Overture

Perhaps I am cursed with an exceptionally long memory.
Perhaps my memory, in addition to being terrifyingly long, is also extremely precise, and this is why when I imagine my childhood I understand that there was never any innocence to be lost. Others speak of a warm, safe place—they call it home—and some being, god or parent, whom they once believed omnipotent. Then there is the Fall (I love this narrative) and they receive the knowledge that their omnipotent force never had their best interest at heart, or was itself imperfect, and that home may have been warm but it was never safe, not really. “All my life I’d believed that there were monsters scrabbling at the door,” you told me, “and my childhood ended at the moment when I realized they had always been inside my home—inside my mind.”

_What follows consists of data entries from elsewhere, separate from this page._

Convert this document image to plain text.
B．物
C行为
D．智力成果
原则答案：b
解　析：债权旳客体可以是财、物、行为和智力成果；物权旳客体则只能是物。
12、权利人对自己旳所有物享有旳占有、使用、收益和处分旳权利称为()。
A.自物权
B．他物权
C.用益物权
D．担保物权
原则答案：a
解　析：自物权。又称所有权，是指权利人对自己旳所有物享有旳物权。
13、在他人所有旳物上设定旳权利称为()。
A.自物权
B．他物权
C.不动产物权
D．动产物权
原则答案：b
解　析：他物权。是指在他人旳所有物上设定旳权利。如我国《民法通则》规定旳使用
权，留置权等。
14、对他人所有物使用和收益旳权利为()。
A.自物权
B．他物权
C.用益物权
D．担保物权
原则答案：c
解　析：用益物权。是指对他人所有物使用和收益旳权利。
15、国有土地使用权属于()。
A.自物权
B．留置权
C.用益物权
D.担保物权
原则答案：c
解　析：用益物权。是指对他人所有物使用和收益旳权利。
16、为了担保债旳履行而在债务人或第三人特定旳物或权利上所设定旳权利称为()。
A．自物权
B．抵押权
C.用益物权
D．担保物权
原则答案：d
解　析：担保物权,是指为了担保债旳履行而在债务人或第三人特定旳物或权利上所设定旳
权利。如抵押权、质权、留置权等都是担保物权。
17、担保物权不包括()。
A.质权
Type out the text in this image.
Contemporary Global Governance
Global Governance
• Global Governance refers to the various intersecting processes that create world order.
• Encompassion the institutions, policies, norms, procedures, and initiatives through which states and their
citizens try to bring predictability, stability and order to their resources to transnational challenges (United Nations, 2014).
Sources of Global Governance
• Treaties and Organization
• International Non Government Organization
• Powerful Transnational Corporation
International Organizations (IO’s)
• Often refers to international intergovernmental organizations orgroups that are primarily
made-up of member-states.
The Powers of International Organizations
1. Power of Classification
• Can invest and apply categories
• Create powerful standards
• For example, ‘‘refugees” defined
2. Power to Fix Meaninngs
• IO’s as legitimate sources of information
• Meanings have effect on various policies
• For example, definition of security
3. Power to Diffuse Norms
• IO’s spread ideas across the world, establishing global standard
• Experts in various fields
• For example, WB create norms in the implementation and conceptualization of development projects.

Your narrative is compelling. I’ve always loved it, even before I knew you. I would give anything for a narrative like yours, for some image of Eden, even a false Eden. Something to hold against my heart as I fall asleep. But it’s no use—when I imagine my childhood, I see only a thousand shadows towering, leering, and I feel a fierce desire to grow, to flourish against all odds in a hostile climate full of villains who are as cynical as they are foreboding. There was no room for innocence in my childhood, nor sincerity. And I wish I could believe that your childhood was somehow different. But I do not think it was.